The excavation work comes shortly before scientists from more than 15 countries were set to assemble on August 23-24 to discuss the development of cultural genesis of the early nomadic era.

The recent excavation work included the opening of the Berel burial sites on the days of the Second International Forum “Altai – Golden Cradle of the Turkic World.”

The question on many peoples’ minds as this recent excavation work was being completed was what other discoveries might be found in the so-called Valley of Saka Kings.

Archaeologist and doctor of historical sciences Zeinolla Samashev, who was the first to discover the Berel mounds phenomenon, says that when they were getting down to the excavations on the Berel necropolis in 1998, he could not imagine that he would stay on-site for so long.

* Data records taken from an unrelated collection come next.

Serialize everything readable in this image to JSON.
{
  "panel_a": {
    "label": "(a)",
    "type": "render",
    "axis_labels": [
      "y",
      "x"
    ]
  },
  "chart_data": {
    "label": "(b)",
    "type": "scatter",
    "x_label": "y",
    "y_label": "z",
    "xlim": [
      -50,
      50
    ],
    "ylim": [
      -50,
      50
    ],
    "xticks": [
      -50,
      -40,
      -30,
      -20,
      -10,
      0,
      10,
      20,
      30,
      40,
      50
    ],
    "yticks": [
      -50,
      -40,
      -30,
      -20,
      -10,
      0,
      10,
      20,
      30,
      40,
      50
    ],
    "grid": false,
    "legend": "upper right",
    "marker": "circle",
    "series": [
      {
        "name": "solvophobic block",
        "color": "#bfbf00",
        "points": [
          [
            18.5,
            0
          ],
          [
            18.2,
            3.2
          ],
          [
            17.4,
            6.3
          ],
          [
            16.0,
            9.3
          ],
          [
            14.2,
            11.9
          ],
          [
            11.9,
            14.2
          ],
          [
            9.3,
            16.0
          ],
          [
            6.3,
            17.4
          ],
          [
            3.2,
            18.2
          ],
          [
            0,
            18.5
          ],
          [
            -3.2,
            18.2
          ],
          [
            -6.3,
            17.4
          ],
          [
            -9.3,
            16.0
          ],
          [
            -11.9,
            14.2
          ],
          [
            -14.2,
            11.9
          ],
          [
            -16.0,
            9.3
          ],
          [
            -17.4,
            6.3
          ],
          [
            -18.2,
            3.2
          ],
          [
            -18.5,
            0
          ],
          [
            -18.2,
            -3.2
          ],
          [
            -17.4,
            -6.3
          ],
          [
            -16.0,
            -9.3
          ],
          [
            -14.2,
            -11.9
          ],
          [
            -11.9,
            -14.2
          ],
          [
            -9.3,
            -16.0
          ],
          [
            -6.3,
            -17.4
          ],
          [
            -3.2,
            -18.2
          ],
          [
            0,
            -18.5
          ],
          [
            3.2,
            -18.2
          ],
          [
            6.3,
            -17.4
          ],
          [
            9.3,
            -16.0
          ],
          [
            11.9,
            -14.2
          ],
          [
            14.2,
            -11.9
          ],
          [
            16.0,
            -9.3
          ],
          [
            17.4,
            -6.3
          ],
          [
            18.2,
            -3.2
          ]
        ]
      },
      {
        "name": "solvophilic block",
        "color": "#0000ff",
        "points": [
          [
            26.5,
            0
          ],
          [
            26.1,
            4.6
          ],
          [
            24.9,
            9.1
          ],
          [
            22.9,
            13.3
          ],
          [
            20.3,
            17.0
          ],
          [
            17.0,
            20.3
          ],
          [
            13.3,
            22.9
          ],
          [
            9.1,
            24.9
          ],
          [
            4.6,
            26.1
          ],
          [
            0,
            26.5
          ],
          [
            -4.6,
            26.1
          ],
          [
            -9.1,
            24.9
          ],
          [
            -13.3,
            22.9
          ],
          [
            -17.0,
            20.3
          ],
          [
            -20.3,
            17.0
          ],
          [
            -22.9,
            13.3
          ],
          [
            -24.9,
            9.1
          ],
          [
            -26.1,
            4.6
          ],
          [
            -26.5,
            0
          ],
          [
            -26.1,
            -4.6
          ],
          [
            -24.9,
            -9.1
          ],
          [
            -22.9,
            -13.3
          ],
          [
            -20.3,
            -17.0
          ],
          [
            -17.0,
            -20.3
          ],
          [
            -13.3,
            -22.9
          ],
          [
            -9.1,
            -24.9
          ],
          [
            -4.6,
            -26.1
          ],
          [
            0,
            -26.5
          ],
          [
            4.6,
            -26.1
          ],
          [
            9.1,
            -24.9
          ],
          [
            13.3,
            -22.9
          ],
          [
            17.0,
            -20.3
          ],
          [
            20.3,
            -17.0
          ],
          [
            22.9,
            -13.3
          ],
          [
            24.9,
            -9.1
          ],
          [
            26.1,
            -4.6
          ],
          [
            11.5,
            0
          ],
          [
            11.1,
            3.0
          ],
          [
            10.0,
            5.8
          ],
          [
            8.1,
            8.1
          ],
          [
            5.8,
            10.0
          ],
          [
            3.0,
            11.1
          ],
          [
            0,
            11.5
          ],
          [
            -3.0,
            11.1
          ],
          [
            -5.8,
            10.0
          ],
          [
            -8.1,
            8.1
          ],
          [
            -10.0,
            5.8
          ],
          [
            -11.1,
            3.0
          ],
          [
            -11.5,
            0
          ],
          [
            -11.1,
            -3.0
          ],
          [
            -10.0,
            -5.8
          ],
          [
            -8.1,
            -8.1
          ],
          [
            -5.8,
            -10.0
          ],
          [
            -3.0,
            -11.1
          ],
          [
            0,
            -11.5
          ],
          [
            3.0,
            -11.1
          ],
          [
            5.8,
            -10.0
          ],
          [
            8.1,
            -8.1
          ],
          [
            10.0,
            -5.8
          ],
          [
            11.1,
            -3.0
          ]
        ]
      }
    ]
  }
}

“The royal burial site was likely to have been chosen by the clergy and the elders as it is in the valley, which occupies a dominant position amid an amazingly beautiful landscape bordered by mountains and Bukhtarma river streams. In the ancient mythology, the mountains had a special meaning since their peaks were believed to be inhabited by gods, whereto the souls flew after death,” Samashev said.

More than 20 burial mounds at the Berel site in eastern Kazakhstan have already been explored, including their unique architecture and interior designs. It appears the ancient inhabitants of eastern Kazakhstan possessed the skills to build stone structures that for two millennia withstood ongoing permafrost. The region’s ancient inhabitants also knew the secrets of embalming that helped protect from decay the mummified remains of chieftains and nomadic nobility, which were placed in special larch sarcophagi made of one-piece larch trunk.

“Of course, during all this time there were both natural and artificial fluctuations in the soil temperature. The latter resulted from the plundering of the articles put inside the tomb,” Samashev noted.

The burial mounds also appear to have protected the remains of the royalty’s horses. In mound number 11, which contains a larch sarcophagus in a wooden frame with the remains of a Saka king and of a woman next to him, 13 horses were also found. A full-size replica of the horse was reproduced by well-known Kazakh restorer Krym Altynbekov and is now stored in the Museum of East Kazakhstan State University.

Most of the jewelry, horse trappings and weapons discovered at the recently excavated mounds are in the form of real and mythological animals, which conveyed certain ideas and messages.

“The existence on the Berel burial site of several large mounds with chains of smaller graves around them and other features point to existence of one of the ethno-political and cultural centres of the ancient nomads there – the creators of the Pazyryk archeological culture of the Altai mountain area”, Zeinolla Samashev wrote in his book two years ago.

Samashev returned from Germany a month ago where an exhibit of Kazakhstan archaeological finds is being displayed with Berel artifacts as the centerpiece of the exhibit. Prior to Germany, the exhibit was displayed for nearly a year in New York and Washington.